In contrast, the molecular compound developed at Northwestern, which sticks securely to a surface and prevents cell and protein buildup, works for a long period of time. In laboratory studies, the new coating provided effective fouling resistance for more than five months, which Phillip B. Messersmith, associate professor of biomedical engineering in the McCormick School of Engineering and Applied Science and lead investigator in the study, believes to be the longest successful in-vitro antifouling demonstration.
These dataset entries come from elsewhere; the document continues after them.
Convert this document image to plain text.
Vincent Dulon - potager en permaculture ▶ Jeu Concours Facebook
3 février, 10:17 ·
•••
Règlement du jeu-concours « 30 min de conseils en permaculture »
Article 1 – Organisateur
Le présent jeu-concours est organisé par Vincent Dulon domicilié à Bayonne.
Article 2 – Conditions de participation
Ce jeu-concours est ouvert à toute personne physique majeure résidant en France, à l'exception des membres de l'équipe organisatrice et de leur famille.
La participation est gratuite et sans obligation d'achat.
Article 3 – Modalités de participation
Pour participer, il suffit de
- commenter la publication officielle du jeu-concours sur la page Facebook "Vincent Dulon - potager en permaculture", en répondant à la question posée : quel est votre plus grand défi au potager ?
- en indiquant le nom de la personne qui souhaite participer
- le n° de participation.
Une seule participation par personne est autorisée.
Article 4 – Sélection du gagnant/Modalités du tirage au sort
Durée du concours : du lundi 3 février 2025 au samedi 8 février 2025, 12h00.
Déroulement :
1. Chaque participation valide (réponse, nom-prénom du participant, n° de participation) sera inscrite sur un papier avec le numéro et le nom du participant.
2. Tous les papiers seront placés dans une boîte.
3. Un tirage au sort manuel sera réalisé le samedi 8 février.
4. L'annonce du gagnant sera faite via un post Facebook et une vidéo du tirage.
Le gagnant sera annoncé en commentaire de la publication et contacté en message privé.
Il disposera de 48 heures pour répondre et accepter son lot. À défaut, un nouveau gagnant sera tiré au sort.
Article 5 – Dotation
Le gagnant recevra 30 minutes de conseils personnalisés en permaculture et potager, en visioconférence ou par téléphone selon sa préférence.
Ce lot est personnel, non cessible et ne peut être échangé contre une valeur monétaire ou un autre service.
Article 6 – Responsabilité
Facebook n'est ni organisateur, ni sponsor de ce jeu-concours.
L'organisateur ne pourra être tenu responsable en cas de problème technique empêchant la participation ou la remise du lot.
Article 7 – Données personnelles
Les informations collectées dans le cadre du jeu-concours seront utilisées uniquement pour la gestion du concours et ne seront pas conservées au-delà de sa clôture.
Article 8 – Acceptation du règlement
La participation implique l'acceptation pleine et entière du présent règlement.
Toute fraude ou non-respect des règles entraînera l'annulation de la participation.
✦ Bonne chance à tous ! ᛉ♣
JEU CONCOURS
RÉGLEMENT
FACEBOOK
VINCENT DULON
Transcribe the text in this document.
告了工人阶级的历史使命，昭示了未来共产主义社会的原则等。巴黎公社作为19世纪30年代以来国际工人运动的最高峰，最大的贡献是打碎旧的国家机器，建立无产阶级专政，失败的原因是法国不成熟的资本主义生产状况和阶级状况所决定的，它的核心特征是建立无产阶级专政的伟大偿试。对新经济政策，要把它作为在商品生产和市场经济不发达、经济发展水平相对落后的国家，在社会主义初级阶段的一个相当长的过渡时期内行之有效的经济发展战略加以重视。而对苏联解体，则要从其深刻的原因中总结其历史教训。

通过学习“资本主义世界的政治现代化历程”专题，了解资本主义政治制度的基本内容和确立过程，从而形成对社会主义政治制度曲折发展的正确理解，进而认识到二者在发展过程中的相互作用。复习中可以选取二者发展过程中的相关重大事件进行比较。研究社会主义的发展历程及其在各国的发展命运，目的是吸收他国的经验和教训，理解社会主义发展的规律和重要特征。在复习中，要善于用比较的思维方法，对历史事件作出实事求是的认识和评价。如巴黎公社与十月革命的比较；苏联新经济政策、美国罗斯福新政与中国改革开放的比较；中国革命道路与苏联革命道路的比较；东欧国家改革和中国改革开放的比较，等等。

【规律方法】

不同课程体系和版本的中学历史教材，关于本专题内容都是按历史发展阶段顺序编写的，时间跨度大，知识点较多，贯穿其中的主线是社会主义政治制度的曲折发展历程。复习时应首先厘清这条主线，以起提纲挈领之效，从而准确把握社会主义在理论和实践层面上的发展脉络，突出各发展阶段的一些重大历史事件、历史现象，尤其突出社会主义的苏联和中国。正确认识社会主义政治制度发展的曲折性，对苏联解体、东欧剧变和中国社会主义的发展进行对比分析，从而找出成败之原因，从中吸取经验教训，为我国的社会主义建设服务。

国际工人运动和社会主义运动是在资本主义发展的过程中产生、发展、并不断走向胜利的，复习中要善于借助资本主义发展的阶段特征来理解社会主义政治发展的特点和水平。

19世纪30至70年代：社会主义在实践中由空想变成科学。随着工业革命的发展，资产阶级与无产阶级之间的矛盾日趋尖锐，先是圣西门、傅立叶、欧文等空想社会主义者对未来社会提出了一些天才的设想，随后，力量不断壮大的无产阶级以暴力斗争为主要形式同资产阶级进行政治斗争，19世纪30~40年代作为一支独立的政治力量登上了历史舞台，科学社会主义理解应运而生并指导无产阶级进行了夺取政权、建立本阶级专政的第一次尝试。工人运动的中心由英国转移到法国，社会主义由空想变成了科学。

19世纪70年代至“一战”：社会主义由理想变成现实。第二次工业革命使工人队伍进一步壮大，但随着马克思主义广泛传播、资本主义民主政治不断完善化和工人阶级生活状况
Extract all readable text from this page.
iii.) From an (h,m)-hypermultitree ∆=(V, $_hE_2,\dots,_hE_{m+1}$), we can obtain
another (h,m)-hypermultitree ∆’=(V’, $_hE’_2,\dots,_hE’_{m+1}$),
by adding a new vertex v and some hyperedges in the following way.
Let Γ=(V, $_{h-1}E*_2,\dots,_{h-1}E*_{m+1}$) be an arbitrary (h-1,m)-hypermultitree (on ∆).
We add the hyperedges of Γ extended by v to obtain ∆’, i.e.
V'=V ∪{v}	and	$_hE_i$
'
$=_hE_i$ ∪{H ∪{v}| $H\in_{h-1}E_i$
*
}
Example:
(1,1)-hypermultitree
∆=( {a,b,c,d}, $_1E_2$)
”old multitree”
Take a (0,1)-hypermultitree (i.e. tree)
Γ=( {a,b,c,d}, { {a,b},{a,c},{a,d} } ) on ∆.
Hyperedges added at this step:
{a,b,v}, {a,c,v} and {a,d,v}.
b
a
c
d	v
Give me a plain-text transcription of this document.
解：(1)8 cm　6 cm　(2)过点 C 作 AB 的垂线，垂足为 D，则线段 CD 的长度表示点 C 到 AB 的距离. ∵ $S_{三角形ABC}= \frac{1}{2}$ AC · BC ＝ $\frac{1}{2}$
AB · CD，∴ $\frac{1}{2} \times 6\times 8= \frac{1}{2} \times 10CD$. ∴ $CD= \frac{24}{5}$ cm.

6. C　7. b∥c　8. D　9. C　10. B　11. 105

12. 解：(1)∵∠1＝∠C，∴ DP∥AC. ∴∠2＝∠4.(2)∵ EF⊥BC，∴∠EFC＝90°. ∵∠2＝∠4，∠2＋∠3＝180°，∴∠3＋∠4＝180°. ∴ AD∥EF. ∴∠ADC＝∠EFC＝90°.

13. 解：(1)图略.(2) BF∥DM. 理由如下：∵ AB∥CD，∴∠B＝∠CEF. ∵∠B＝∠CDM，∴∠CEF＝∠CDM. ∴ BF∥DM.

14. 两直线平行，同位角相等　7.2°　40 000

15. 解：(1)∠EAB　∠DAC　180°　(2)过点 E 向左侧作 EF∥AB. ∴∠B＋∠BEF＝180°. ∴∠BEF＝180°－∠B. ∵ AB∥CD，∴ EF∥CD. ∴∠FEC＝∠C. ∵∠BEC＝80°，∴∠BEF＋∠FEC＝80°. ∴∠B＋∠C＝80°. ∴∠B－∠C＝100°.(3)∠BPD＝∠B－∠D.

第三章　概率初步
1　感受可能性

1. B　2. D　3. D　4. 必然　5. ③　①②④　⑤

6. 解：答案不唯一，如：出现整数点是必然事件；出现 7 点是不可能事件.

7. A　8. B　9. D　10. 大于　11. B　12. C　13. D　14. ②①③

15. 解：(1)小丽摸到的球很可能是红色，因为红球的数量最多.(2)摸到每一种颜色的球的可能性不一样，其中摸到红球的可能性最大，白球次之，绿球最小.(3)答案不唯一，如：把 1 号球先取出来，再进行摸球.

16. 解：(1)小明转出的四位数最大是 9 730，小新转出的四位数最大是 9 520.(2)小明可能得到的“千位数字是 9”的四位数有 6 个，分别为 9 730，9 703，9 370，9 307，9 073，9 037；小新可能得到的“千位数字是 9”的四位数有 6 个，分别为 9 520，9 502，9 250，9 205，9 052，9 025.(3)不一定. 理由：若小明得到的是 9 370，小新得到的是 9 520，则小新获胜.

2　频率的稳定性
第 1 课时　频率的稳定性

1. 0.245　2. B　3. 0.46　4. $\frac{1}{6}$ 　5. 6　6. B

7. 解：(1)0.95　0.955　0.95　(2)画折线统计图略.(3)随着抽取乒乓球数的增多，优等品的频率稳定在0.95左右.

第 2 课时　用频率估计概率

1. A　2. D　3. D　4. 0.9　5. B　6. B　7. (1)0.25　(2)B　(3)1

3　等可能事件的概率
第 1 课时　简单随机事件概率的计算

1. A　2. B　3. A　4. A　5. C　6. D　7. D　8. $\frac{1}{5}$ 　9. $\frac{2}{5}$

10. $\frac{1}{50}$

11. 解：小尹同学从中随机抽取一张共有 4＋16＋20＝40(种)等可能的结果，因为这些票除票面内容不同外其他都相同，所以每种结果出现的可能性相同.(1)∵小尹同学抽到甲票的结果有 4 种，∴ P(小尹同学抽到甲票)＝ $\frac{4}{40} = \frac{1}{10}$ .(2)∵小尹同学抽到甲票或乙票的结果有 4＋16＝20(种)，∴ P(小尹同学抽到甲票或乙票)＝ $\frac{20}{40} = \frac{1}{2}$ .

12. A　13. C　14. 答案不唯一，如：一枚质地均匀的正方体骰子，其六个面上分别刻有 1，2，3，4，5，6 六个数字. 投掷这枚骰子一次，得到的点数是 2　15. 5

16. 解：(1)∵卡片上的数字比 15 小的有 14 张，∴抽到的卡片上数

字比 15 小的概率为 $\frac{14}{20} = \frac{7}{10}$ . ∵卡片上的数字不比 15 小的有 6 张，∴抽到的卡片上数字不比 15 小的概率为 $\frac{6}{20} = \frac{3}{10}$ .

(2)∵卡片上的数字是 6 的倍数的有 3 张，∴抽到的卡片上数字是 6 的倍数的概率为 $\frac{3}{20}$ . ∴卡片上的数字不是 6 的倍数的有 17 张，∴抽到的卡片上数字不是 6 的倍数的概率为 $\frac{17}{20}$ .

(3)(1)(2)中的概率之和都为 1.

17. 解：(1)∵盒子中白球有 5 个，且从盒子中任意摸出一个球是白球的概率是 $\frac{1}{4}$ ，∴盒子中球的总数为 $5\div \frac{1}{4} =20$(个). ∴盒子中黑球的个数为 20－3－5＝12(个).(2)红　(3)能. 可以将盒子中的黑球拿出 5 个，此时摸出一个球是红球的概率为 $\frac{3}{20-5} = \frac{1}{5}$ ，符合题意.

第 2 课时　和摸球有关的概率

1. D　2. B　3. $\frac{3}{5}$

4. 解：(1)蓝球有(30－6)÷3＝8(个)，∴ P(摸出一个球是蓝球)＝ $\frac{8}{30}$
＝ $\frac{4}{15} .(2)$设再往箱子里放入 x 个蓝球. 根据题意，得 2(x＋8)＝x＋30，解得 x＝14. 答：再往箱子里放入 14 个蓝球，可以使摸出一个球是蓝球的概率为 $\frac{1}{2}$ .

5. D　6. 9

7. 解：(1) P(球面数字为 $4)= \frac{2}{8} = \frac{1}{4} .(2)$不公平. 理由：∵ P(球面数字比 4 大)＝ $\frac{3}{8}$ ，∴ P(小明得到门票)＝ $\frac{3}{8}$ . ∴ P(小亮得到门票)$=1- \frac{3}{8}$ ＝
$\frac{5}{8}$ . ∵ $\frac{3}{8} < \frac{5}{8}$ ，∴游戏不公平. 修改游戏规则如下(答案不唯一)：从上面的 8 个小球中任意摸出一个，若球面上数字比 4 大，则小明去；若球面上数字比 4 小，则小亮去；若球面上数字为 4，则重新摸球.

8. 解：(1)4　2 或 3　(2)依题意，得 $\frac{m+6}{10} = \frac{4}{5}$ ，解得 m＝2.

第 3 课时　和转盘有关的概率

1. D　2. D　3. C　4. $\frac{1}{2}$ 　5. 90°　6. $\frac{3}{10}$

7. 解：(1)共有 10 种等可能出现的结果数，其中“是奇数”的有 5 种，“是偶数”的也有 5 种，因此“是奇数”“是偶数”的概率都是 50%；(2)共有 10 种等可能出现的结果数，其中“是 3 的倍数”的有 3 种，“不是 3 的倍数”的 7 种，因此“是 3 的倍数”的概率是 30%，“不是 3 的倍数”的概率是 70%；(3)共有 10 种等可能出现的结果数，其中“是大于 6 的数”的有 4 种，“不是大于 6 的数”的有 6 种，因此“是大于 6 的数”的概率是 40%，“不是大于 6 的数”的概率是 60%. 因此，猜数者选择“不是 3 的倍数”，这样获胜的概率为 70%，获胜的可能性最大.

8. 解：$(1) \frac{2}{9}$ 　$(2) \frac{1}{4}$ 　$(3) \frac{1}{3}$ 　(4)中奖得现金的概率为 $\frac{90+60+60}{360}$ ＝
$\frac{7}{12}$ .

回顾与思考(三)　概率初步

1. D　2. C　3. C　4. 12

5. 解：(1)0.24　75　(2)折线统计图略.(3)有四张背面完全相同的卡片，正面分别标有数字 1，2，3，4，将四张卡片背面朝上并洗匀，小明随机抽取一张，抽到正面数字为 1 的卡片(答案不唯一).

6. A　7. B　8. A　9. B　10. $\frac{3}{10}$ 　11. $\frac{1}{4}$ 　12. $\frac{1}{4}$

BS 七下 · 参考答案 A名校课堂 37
The findings are published online today (May 13) by the Journal of the American Chemical Society, a peer-reviewed publication of the American Chemical Society, the world's largest scientific society.
While the coating has not been tested in humans, it holds promise for use on a variety of medical implants including urinary catheters, cardiac stents, biosensors and dental implants and devices. The coating also could be used to prevent the biofouling of water processing equipment, ship hulls and other manmade structures in the marine environment.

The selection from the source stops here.